まず、期中純資産増加額(一番右のボックス図)についてですが、今年の所得は収入150万円から棚卸資産の原価50万円を差し引いた100万円です。このうち80万円を消費しているため、20万円が残ります。しかし、期首に持っていた棚卸資産(10万円)が盗まれたため、期末の純資産額は「期首200万円+20万円(今年残った所得)-盗難分10万円=210万円」となります。結果として、期中純資産増加額(期末純資産額-期首純資産額)は「期末210万円-期首200万円=10万円」です。
さきほど「所得」とは、今年において新たに獲得した経済的利得と説明しました。であるなら、上の例において今年において新たに獲得した経済的利得は「販売収入150万円-棚卸資産の原価50万円=100万円」であり、これを「所得」とすべきです。
しかし、所得のもう一つの計算式である「所得額=期中消費額+期中純資産増加額」に金額をあてはめると「所得額(90万円)=期中消費額(80万円)+期中純資産増加額(10万円)となり、2つの計算式の所得が一致しないことになります。
そこで両者の計算式を一致させるために、棚卸資産の盗難損失(10万円)を必要経費に算入するのです。そうすると「販売収入150万円-(棚卸資産の原価50万円+盗難損失10万円)=90万円」となり、2つの計算式の所得が一致するのです。
このような盗難損失などを必要経費に算入すると、計算される「所得」は純粋に「今年において新たに獲得した経済的利得」を示さないとも考えられます。しかし、このようなものまで必要経費に算入する理由は以下のようなものが考えられます。
・所得額を求める2つの計算式における所得額を一致させるため
・このような盗難損失も、収入を獲得するための必要経費とも考えられる
・所得を「担税力を増加させる利得に当たる部分」に限定するため
最後に必要経費の特徴ですが、以下のとおりです。
・純資産を減少させるもので、消費にあたらないもの
「純資産を減らし、消費に該当しないもの」には、売れた棚卸資産だけでなく、盗難や滅失した資産、貸し倒れた債権なども含まれるため、これらは必要経費になります。
最後に
ここでは、2つの計算式における所得額の関係、必要経費の意義などについて見てきました。

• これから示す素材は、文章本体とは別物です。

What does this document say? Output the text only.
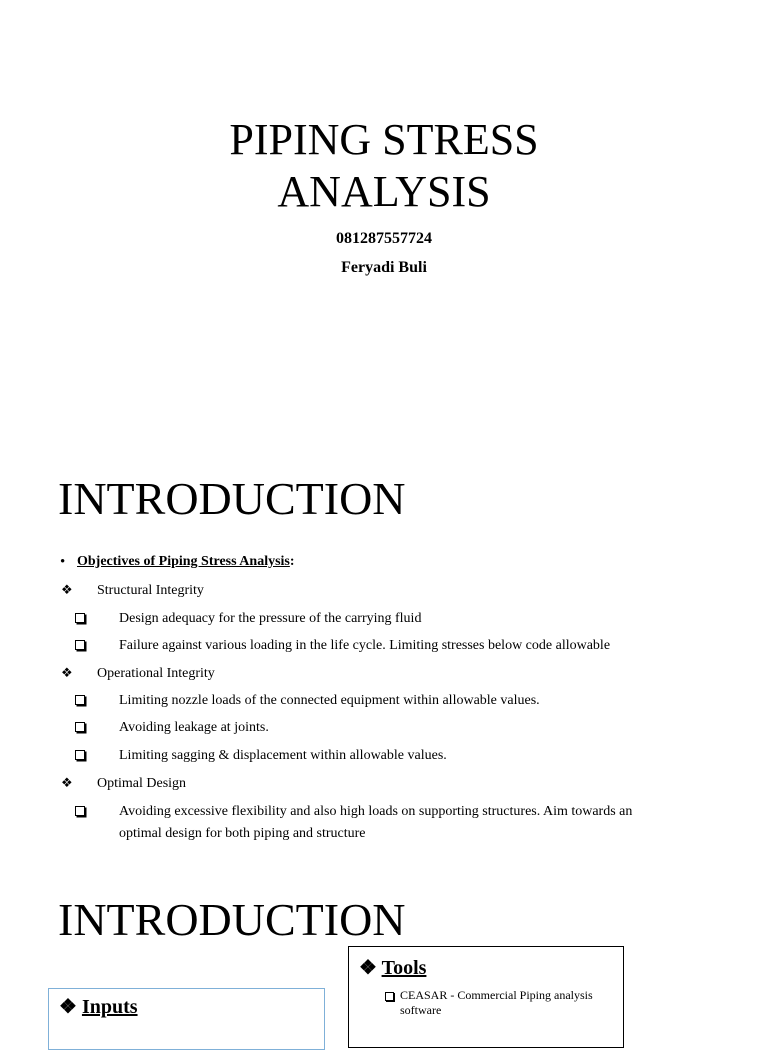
PIPING STRESS
ANALYSIS
081287557724
Feryadi Buli
INTRODUCTION
• Objectives of Piping Stress Analysis:
❖ Structural Integrity
Design adequacy for the pressure of the carrying fluid
Failure against various loading in the life cycle. Limiting stresses below code allowable
❖ Operational Integrity
Limiting nozzle loads of the connected equipment within allowable values.
Avoiding leakage at joints.
Limiting sagging & displacement within allowable values.
❖ Optimal Design
Avoiding excessive flexibility and also high loads on supporting structures. Aim towards an
optimal design for both piping and structure
INTRODUCTION
❖ Tools
CEASAR - Commercial Piping analysis software
❖ Inputs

この辺りの話は簿記の話に通じるところもあり、入り口は容易そうに見えます。
しかし、いざ足を踏み入れると、2つの計算式の関係性など、意外とややこしかったりします。
特に重要なのは、「今年、獲得した新たな経済的利得」が「所得」となるのが理屈の上では正しいのかもしれませんが、資産の盗難や滅失、貸し倒れなどがあった場合、「今年、獲得した新たな経済的利得」≠「所得」となるため注意が必要です。